2023-04-12 10:00:00+00:00

When running a price crawler that fetches updates for millions of parts daily, writing these updates to your database can quickly bottleneck. If your DynamoDB table is not configured correctly, you will hit ProvisionedThroughputExceededException errors, even if your total Write Capacity Units (WCUs) are high.

To persist data efficiently, you must distribute writes evenly across partition keys and leverage write batching.


1. Avoiding Hot Partitions

DynamoDB distributes data across physical partitions based on the hash of the Partition Key. If your crawler writes thousands of updates for the same part number consecutively, all writes hit the same physical partition (hot partition), leading to throttling. We solve this by introducing random salt prefixes to partition keys or ordering the write queue randomly to distribute writes across partitions.

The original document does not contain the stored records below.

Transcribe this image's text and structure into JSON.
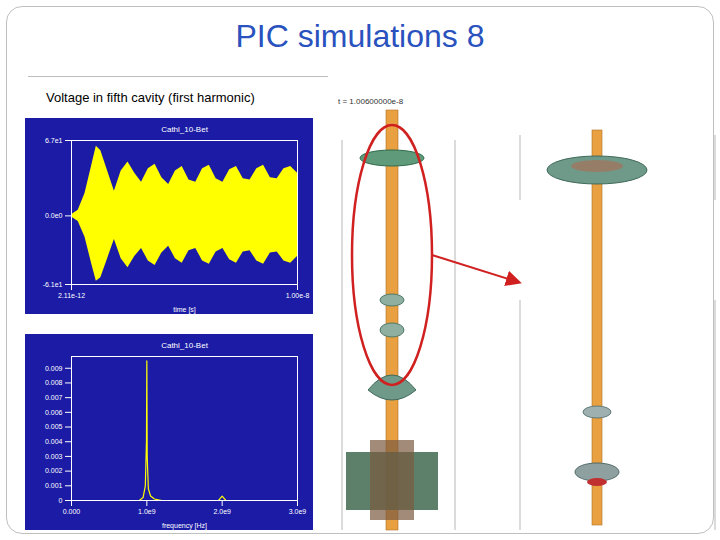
{
  "slide": {
    "title": "PIC simulations 8",
    "subtitle": "Voltage in fifth cavity (first harmonic)",
    "render_label": "t = 1.00600000e-8"
  },
  "chart_data": [
    {
      "type": "area",
      "title": "Cathl_10-Bet",
      "x_label": "time [s]",
      "color": "#ffff00",
      "x": [
        2.11e-12,
        3e-10,
        6e-10,
        9e-10,
        1.1e-09,
        1.3e-09,
        1.6e-09,
        1.9e-09,
        2.2e-09,
        2.5e-09,
        2.8e-09,
        3.1e-09,
        3.4e-09,
        3.7e-09,
        4e-09,
        4.3e-09,
        4.6e-09,
        4.9e-09,
        5.2e-09,
        5.5e-09,
        5.8e-09,
        6.1e-09,
        6.4e-09,
        6.7e-09,
        7e-09,
        7.3e-09,
        7.6e-09,
        7.9e-09,
        8.2e-09,
        8.5e-09,
        8.8e-09,
        9.1e-09,
        9.4e-09,
        9.7e-09,
        1e-08
      ],
      "high": [
        1,
        5,
        20,
        45,
        62,
        58,
        40,
        22,
        40,
        48,
        38,
        30,
        42,
        46,
        34,
        28,
        40,
        44,
        32,
        30,
        42,
        45,
        33,
        30,
        41,
        44,
        33,
        32,
        42,
        45,
        34,
        33,
        42,
        44,
        38
      ],
      "low": [
        -1,
        -5,
        -19,
        -43,
        -58,
        -55,
        -38,
        -21,
        -38,
        -46,
        -36,
        -29,
        -40,
        -44,
        -33,
        -27,
        -38,
        -42,
        -31,
        -29,
        -40,
        -43,
        -32,
        -29,
        -39,
        -42,
        -32,
        -31,
        -40,
        -43,
        -33,
        -32,
        -40,
        -42,
        -36
      ],
      "xlim": [
        2.11e-12,
        1e-08
      ],
      "xticks": [
        {
          "value": 2.11e-12,
          "label": "2.11e-12"
        },
        {
          "value": 1e-08,
          "label": "1.00e-8"
        }
      ],
      "ylim": [
        -61,
        67
      ],
      "yticks": [
        {
          "value": -61,
          "label": "-6.1e1"
        },
        {
          "value": 0,
          "label": "0.0e0"
        },
        {
          "value": 67,
          "label": "6.7e1"
        }
      ]
    },
    {
      "type": "line",
      "title": "Cathl_10-Bet",
      "x_label": "frequency [Hz]",
      "color": "#ffff00",
      "x": [
        0,
        900000000.0,
        950000000.0,
        980000000.0,
        995000000.0,
        1000000000.0,
        1005000000.0,
        1020000000.0,
        1050000000.0,
        1100000000.0,
        1200000000.0,
        1950000000.0,
        2000000000.0,
        2050000000.0,
        3000000000.0
      ],
      "values": [
        0,
        0,
        0.0002,
        0.001,
        0.004,
        0.0095,
        0.003,
        0.0008,
        0.0003,
        0.0001,
        0,
        0,
        0.0003,
        0,
        0
      ],
      "xlim": [
        0,
        3000000000.0
      ],
      "xticks": [
        {
          "value": 0,
          "label": "0.000"
        },
        {
          "value": 1000000000.0,
          "label": "1.0e9"
        },
        {
          "value": 2000000000.0,
          "label": "2.0e9"
        },
        {
          "value": 3000000000.0,
          "label": "3.0e9"
        }
      ],
      "ylim": [
        0,
        0.0098
      ],
      "yticks": [
        0,
        0.001,
        0.002,
        0.003,
        0.004,
        0.005,
        0.006,
        0.007,
        0.008,
        0.009
      ]
    }
  ]
}
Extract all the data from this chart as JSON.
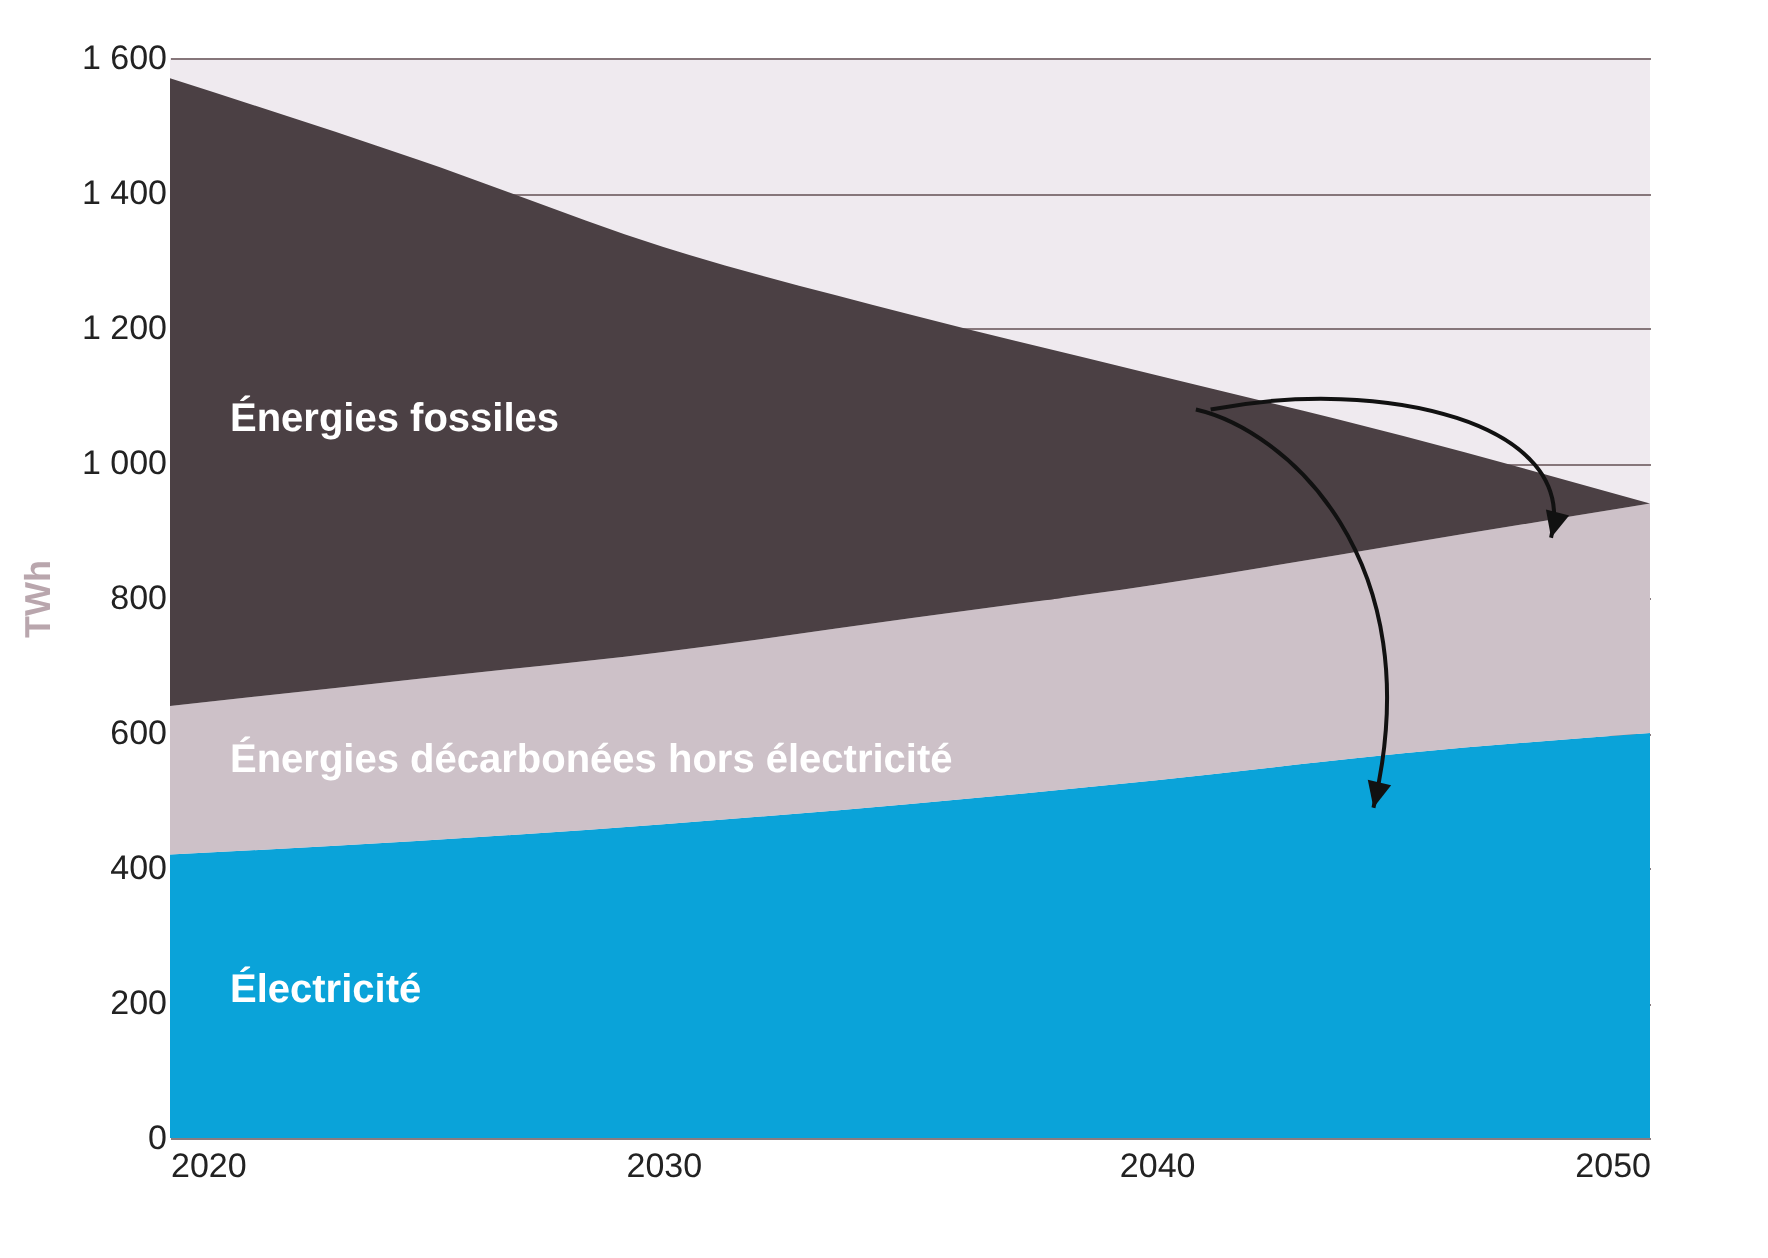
{
  "chart_data": {
    "type": "area",
    "stacked": true,
    "ylabel": "TWh",
    "x": [
      2020,
      2025,
      2030,
      2035,
      2040,
      2045,
      2050
    ],
    "series": [
      {
        "name": "Électricité",
        "color": "#0aa3d9",
        "values": [
          420,
          440,
          465,
          495,
          530,
          570,
          600
        ]
      },
      {
        "name": "Énergies décarbonées hors électricité",
        "color": "#cdc1c8",
        "values": [
          220,
          240,
          255,
          275,
          290,
          310,
          340
        ]
      },
      {
        "name": "Énergies fossiles",
        "color": "#4b4044",
        "values": [
          930,
          770,
          600,
          450,
          310,
          160,
          0
        ]
      }
    ],
    "xlim": [
      2020,
      2050
    ],
    "xticks": [
      2020,
      2030,
      2040,
      2050
    ],
    "ylim": [
      0,
      1600
    ],
    "yticks": [
      0,
      200,
      400,
      600,
      800,
      {
        "value": 1000,
        "label": "1 000"
      },
      {
        "value": 1200,
        "label": "1 200"
      },
      {
        "value": 1400,
        "label": "1 400"
      },
      {
        "value": 1600,
        "label": "1 600"
      }
    ],
    "grid": "y",
    "legend": false
  }
}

2. Leveraging Batch Writing

Writing items individually incurs massive HTTP network overhead. Instead, we use BatchWriteItem to bundle up to 25 write requests into a single API call, reducing latency and utilizing WCUs efficiently:

# Batch writing to DynamoDB using Boto3
def batch_write_parts(table_name, items):
    with db_resource.Table(table_name).batch_writer() as batch:
        for item in items:
            batch.put_item(Item=item)
            # Boto3 handles unprocessed items and retries automatically

Combining batch writing with proper partition key selection allows us to import millions of daily prices with minimal write throttle rates.